8. Враги
8. Враги
Хочу быть один, хочу, чтоб меня никто не видел; а для этого мне нужно обогнуть Приречную, где живет тетя Сара, и бежать до самой гребли [Гребля плотина.]
Выбираю большой плоский камень, влезаю на него, сбрасываю с себя рубашонку и шаровары и, прежде чем войти в реку, подставляю солнцу потную спину, усталым взглядом измеряю ширину реки, вижу по ту сторону зеленую вязь ореховой рощи и далекий синий горизонт.
Думаю о случившемся, хочу оправдать себя, хочу кому-то доказать, что я не знал, что колесо завертится, но встревоженные мысли не подчиняются мне: бегут, кружатся надо мною и тают в расплавленной тишине летнего полдня.
Сползаю с камня тихо, по-стариковски иду к воде, окунаю ноги и вдруг, забыв все на свете, сразмаху разбиваю телом сверкающее стекло реки. Вода бодрит меня, и я крепну духом.
Звонкими саженками нарушаю покой сонного Тетерева, рассыпаю вокруг себя алмазные фонтаны брызг и плыву среди ослепительных блесток горящих лучей.
Добираюсь до самой середины, где так глубоко, что дна не достанешь. А я не боюсь: я лучший пловец среди приречных ребят.
Знаю много фигур. Умею нырять. Могу доской лежать на воде, и ничего не стоит для меня изобразить мельницу, щуку, лягушку или змею.

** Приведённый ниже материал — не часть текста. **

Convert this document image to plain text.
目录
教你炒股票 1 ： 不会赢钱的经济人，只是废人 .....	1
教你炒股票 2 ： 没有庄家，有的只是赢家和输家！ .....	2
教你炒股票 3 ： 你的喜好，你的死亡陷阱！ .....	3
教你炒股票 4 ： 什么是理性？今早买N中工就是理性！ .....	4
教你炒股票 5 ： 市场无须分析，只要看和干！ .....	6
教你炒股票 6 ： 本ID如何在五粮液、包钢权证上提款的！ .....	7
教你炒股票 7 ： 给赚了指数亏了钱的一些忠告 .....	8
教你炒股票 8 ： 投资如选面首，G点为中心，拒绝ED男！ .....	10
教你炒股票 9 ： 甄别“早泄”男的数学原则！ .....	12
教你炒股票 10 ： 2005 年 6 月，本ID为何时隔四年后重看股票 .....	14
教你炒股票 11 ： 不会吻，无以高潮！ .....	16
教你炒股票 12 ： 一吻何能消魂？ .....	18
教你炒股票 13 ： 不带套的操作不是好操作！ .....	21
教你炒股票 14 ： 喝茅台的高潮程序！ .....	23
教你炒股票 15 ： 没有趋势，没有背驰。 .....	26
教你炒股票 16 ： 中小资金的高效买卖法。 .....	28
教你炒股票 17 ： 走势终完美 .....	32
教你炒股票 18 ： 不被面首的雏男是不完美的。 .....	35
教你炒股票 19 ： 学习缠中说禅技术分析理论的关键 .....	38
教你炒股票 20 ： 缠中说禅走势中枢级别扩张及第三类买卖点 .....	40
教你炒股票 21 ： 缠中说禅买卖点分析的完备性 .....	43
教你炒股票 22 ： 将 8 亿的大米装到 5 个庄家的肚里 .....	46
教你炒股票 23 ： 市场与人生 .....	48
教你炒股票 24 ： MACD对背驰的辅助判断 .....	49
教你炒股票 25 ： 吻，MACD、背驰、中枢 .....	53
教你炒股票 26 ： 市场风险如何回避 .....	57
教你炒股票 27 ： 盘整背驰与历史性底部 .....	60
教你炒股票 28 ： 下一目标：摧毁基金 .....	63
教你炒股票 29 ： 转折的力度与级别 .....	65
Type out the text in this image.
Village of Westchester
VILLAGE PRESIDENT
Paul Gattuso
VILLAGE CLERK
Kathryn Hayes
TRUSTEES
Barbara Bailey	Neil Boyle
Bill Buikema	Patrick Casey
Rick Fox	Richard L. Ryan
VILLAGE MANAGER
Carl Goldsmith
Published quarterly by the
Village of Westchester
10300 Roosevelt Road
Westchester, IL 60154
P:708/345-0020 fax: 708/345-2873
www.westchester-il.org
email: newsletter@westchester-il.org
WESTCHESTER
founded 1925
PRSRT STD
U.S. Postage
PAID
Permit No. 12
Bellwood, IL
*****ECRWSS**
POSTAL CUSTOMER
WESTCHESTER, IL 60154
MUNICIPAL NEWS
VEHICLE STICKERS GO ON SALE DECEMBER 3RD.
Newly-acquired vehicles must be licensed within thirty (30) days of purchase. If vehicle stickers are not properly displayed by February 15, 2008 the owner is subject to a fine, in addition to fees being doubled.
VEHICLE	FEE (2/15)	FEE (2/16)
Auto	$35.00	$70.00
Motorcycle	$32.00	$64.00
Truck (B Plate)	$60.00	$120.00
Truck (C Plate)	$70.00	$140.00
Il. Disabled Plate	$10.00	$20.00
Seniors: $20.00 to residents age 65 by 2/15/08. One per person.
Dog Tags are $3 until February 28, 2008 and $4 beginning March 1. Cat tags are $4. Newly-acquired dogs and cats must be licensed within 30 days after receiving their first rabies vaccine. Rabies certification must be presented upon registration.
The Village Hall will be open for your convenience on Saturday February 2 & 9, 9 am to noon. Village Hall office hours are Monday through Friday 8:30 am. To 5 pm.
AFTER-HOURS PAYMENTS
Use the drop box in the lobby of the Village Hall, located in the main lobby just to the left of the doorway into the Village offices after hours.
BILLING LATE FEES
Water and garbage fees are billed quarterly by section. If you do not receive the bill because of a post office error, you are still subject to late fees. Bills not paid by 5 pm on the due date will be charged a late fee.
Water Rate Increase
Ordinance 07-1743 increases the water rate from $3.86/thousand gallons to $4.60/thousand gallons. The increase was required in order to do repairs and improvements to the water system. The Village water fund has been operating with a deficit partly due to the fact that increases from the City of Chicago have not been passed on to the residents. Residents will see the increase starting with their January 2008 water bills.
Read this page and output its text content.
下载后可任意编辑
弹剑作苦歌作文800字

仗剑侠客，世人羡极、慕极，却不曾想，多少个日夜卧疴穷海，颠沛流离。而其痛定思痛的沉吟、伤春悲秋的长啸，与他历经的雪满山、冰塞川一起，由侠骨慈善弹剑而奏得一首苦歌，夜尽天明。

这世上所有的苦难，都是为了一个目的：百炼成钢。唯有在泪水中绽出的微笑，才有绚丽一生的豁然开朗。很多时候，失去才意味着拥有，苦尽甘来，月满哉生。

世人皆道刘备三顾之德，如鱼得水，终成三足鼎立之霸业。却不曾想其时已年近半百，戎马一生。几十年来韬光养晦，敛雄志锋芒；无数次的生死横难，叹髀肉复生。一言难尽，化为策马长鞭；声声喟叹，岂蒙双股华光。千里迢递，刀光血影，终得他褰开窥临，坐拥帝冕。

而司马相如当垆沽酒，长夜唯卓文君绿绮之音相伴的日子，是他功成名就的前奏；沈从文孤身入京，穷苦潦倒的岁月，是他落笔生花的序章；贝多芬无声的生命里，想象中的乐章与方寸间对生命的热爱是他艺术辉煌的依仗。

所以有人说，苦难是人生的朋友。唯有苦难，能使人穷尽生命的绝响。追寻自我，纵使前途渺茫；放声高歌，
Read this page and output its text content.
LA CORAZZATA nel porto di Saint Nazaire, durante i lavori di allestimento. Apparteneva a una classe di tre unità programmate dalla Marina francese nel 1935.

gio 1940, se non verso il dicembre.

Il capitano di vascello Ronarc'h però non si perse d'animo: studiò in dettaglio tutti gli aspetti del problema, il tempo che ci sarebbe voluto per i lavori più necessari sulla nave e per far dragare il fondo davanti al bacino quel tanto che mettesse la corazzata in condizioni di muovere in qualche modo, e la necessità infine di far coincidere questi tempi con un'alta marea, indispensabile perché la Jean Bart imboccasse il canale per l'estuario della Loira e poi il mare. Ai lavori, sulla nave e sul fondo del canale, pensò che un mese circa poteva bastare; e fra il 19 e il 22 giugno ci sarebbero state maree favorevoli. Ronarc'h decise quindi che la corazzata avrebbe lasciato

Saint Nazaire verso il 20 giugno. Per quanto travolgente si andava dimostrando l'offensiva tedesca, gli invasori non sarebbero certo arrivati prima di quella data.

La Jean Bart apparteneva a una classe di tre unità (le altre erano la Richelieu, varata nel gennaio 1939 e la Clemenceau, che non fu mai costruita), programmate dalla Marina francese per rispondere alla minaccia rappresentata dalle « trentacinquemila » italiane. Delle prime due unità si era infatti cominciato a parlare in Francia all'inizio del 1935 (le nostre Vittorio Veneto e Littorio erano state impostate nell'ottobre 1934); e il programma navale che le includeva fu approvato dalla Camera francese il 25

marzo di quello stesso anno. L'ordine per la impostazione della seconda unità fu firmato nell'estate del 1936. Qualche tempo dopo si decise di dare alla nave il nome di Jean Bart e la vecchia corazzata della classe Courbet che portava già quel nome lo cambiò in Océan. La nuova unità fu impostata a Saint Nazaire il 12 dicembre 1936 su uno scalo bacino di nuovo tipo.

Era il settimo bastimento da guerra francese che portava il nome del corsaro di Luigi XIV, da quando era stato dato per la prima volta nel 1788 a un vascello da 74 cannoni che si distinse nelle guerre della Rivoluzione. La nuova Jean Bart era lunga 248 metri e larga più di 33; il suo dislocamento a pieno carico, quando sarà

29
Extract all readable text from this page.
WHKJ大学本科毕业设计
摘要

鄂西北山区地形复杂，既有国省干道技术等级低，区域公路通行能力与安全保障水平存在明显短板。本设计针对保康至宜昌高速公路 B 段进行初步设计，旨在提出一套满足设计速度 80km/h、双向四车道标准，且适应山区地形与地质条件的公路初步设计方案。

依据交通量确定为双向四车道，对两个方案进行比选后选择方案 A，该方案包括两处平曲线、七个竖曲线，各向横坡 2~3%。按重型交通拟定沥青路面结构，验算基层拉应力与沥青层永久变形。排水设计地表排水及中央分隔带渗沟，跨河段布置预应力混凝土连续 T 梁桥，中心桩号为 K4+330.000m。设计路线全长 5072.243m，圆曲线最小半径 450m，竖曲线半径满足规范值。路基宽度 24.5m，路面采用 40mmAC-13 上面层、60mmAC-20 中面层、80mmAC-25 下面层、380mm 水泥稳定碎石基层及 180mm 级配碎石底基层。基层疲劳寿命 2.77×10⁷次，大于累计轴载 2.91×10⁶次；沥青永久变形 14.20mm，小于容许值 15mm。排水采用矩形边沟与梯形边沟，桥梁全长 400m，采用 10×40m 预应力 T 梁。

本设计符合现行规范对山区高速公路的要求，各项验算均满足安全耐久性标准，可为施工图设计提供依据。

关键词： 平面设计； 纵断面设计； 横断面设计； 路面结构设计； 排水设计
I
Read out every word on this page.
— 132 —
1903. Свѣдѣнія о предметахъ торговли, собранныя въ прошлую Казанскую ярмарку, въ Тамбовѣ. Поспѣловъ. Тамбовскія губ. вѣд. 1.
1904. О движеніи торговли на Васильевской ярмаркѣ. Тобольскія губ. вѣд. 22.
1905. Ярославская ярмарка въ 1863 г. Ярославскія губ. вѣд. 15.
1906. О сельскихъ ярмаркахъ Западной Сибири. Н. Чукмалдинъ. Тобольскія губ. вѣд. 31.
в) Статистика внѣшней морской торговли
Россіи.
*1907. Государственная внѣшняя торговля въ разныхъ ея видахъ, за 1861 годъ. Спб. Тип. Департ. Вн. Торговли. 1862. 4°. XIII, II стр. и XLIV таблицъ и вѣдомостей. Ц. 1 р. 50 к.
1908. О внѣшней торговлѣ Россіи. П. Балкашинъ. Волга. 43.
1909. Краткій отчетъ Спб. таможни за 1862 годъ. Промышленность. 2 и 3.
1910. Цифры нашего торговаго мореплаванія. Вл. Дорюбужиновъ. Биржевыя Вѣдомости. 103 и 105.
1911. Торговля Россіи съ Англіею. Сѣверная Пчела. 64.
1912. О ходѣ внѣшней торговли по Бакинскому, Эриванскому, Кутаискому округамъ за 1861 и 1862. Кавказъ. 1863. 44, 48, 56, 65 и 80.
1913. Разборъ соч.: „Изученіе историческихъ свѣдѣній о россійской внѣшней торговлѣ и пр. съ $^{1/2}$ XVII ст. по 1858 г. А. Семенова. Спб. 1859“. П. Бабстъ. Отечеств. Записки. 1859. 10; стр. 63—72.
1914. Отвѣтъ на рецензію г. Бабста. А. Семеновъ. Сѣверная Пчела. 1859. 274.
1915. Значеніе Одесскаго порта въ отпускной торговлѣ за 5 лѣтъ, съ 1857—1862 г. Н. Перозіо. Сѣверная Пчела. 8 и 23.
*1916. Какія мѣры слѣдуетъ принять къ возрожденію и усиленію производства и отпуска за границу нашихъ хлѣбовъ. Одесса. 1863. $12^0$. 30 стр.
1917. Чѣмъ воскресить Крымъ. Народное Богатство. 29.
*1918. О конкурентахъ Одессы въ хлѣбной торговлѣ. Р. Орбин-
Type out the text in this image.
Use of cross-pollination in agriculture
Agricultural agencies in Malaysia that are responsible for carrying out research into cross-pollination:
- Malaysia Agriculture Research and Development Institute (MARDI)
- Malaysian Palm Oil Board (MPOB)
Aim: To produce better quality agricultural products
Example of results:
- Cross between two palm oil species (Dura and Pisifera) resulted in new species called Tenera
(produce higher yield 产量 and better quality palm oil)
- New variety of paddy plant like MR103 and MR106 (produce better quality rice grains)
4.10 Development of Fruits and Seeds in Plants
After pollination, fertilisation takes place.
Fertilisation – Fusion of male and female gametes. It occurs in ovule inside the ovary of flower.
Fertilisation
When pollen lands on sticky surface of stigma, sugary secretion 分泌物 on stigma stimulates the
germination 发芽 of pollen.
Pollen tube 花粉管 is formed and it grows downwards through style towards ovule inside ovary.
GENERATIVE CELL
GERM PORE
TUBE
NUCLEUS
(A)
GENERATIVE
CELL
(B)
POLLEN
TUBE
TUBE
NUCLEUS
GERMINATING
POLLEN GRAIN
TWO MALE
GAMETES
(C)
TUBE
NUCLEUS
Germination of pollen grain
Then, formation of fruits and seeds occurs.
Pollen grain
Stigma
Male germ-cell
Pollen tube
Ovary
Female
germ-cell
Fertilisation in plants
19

А под водой открываю глаза и в зеленом жидком свете замечаю каждый камешек, малейшую песчинку.
— Шимеле!..
Это кричит мой старый друг — Мотеле. Он идет по гребле в сопровождении многочисленной ватаги ребят.
Догадываюсь, что ходили в рощу за орехами…
Мои бывшие товарищи по Черной балке, узнав меня, бегут к берегу, быстро сбрасывают с себя нехитрую одежонку и кидаются в воду. Смех, голосистые крики, всплески воды отгоняют тишину, и разбуженная река вскипает пеной, и четко выступают на расплавленном серебре реки черные головы и коричневые тела шумливых купальщиков.
— Шимеле, покажи, как делают мельницу…
— Как плывут стоя?..
Я учу, показываю и чувствую свое превосходство. Мотеле в качестве лучшего друга старается быть ко мне поближе.
О моем сегодняшнем бегстве из института я ему пока ни звука, а когда он задает вопрос о моем житье, я вру напропалую и нарочно громко, чтоб и другие слыхали.
И я рассказываю о десяти тысячах товарищей, сидящих со мною в одном классе. Этот класс так велик, что надо бежать два часа, чтобы достигнуть противоположной стены. Скоро я перейду на казенный счет, и мне выдадут форму: черную куртку с двенадцатью карманами и башмаки со скрипом. А когда окончу институт, стану учителем.
Все это говорю я отрывочно, между прочим, не переставая купаться; но у Мотеле глаза блестят веселой завистью, и ему хочется еще, еще послушать.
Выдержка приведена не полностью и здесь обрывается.